@Lady No fan of U+FFFC?
@aschmitz U+FFFC is allowed in XML documents; i need a character which is NOT allowed in XML documents but which is still a valid Unicode character
there are three of these: U+0000 (not ideal), U+FFFE, and U+FFFF (both of these last two are great)
@aschmitz (well, do not use U+FFFE in a UTF‐16 environment where it might be confused for a byte‐swapped U+FEFF)
@Lady Fair enough I suppose, though expecting that your input will always be valid feels like asking for a certain kind of trouble. But if you're the one writing it you're probably okay. (And yeah, though FFFE is theoretically allowed I'd avoid it for the reason you say unless you can guarantee it won't show up early.)
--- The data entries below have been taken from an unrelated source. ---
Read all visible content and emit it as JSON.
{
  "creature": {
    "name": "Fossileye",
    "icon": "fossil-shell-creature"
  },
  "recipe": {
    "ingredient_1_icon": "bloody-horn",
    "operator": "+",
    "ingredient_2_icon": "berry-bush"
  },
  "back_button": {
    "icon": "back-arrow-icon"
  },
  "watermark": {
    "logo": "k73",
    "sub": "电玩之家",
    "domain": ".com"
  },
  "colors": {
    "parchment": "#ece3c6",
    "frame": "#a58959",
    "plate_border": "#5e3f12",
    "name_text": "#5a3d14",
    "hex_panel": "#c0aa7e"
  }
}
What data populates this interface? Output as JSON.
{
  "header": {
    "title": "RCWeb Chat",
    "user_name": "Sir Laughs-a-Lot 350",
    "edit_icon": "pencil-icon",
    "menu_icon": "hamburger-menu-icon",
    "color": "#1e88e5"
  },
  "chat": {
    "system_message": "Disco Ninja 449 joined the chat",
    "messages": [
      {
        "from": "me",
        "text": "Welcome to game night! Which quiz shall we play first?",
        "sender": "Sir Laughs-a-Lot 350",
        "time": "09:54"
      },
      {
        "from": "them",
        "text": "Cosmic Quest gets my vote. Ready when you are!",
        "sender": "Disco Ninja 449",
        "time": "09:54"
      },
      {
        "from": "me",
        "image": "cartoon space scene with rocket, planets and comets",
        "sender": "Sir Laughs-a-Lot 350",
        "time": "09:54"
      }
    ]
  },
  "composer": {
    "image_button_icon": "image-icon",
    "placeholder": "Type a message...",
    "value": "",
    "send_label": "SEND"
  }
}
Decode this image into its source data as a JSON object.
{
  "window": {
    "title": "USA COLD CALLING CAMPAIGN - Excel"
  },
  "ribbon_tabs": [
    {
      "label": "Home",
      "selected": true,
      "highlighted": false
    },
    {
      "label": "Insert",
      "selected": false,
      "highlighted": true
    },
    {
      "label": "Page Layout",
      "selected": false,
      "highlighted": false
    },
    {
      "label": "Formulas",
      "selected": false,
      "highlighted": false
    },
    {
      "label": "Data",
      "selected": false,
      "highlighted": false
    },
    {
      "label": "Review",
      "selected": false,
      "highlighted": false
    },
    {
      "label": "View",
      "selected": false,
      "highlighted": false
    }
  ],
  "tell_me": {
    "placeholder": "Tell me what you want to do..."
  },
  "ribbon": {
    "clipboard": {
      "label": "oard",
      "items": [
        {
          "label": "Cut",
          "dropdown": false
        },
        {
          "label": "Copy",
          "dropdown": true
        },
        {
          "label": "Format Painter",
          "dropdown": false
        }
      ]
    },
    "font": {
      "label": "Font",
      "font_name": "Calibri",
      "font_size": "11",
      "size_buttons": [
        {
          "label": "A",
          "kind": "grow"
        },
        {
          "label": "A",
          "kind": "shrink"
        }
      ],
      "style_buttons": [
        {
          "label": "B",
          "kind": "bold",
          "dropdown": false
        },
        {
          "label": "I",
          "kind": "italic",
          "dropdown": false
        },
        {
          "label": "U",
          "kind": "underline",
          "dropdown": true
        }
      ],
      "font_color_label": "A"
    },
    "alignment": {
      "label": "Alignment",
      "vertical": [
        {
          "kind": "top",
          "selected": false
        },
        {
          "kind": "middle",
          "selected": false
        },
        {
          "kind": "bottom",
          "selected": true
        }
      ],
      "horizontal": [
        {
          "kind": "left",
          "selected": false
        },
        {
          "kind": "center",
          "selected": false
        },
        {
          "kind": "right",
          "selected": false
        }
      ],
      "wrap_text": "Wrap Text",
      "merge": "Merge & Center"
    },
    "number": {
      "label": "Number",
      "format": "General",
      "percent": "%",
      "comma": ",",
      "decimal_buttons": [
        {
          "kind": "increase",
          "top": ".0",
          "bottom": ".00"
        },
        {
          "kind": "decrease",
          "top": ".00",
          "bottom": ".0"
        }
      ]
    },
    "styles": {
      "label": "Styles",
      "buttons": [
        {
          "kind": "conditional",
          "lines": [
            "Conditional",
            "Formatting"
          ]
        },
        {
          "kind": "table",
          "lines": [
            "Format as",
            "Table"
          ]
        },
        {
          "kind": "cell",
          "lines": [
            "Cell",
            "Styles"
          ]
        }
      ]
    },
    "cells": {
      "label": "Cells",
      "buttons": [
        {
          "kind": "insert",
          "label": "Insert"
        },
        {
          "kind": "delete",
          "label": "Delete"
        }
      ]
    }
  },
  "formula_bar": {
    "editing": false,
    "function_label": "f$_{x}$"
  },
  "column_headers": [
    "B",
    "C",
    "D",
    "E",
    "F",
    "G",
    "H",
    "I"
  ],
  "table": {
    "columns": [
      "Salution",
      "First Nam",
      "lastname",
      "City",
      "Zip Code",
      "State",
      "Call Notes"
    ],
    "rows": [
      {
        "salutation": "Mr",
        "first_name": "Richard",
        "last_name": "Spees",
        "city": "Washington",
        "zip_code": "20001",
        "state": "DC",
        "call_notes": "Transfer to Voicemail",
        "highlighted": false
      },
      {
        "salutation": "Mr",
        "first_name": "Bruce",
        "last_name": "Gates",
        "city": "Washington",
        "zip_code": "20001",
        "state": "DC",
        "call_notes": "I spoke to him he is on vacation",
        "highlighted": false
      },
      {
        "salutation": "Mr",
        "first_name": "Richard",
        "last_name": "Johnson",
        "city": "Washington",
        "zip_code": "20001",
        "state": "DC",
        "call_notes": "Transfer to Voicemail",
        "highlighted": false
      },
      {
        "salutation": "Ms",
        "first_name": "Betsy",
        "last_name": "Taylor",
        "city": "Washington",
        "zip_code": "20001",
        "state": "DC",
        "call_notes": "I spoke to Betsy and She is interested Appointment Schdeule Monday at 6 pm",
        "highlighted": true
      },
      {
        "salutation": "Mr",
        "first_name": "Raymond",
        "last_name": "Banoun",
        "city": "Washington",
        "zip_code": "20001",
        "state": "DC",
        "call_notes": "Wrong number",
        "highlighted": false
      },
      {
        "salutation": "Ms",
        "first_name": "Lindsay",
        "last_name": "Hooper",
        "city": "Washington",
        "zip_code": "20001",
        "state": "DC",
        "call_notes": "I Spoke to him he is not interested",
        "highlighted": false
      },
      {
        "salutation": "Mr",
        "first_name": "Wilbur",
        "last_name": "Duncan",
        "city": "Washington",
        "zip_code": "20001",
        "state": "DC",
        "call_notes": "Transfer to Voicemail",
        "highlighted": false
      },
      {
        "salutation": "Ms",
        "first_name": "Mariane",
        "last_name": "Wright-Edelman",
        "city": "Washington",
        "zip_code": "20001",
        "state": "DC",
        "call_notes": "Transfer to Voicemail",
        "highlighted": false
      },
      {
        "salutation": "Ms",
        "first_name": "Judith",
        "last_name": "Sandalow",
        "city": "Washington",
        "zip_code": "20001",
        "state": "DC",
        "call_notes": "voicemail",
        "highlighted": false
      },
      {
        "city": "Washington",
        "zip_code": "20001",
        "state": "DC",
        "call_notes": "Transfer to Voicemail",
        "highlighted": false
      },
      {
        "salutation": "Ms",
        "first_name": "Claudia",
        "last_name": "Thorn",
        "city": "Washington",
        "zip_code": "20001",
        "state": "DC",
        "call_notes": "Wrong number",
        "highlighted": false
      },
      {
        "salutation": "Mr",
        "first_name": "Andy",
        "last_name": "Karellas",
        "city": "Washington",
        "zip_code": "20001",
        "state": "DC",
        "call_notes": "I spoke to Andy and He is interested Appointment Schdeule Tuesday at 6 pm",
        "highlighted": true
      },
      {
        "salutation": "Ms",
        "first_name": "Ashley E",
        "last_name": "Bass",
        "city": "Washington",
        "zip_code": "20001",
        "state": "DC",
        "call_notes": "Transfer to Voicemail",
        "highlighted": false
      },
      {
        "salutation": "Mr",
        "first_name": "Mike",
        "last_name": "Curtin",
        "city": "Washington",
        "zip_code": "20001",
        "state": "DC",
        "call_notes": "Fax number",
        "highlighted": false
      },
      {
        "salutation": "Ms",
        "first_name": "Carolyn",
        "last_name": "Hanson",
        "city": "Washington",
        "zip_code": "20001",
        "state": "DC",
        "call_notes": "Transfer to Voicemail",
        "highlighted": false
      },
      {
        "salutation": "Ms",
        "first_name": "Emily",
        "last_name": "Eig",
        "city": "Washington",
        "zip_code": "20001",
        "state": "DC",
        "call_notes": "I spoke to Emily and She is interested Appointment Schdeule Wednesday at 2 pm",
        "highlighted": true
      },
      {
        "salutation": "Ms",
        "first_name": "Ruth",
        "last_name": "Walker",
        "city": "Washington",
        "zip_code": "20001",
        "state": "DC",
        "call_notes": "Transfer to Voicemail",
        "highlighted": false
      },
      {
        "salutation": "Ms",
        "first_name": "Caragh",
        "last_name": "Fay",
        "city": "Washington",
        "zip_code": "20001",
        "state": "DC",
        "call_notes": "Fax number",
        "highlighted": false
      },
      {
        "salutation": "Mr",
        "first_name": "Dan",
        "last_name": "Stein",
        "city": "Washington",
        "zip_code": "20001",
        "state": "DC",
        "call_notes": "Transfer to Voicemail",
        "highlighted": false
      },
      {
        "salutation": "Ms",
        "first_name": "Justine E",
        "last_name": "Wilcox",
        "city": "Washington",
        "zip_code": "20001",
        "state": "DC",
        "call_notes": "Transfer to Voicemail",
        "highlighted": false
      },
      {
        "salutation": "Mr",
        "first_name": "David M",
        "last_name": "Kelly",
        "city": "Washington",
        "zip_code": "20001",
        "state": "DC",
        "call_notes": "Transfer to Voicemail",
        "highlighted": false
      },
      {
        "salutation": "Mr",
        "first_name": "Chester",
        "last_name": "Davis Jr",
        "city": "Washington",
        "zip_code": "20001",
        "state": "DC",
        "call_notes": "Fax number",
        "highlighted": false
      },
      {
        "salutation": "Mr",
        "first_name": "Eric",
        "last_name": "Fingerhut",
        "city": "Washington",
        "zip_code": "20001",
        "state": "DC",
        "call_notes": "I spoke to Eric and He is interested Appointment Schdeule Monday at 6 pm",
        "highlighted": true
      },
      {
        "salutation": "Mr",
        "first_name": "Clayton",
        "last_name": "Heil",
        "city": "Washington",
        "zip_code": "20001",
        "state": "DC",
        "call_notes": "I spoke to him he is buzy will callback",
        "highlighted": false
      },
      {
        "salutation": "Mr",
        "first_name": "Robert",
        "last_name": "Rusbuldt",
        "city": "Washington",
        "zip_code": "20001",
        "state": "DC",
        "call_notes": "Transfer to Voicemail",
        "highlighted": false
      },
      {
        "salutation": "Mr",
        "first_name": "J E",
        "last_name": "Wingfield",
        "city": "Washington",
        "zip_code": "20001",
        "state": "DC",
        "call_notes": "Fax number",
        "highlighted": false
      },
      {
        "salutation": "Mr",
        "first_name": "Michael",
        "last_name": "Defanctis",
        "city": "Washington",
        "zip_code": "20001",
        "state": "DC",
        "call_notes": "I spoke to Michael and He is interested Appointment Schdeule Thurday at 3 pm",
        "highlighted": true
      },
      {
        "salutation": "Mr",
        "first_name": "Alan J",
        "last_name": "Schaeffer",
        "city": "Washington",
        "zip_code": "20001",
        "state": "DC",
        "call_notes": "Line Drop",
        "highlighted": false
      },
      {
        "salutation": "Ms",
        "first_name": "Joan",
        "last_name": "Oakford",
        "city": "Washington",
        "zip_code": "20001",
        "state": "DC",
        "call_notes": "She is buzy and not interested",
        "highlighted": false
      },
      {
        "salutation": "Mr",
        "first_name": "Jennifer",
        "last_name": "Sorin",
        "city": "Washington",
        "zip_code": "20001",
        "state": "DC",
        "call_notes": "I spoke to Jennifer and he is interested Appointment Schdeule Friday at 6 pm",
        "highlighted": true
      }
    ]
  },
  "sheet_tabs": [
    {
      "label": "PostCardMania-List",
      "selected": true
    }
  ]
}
@aschmitz the other best‐practice with noncharacters is to never store them in a place where anyone other than the program which understands their meaning will see them
having the noncharacters produce XML which isn’t valid provides a bit of a guarantee against that; a downstream recipient SHOULD error out if it receives a document where the noncharacter wasn’t handled/removed
@aschmitz i am very disappointed in the state of XML parsers as well
@Lady Ideally! (In my world, most XML parsers are extremely far from validating, but a final check that things are valid as they depart is feasible enough, at least.)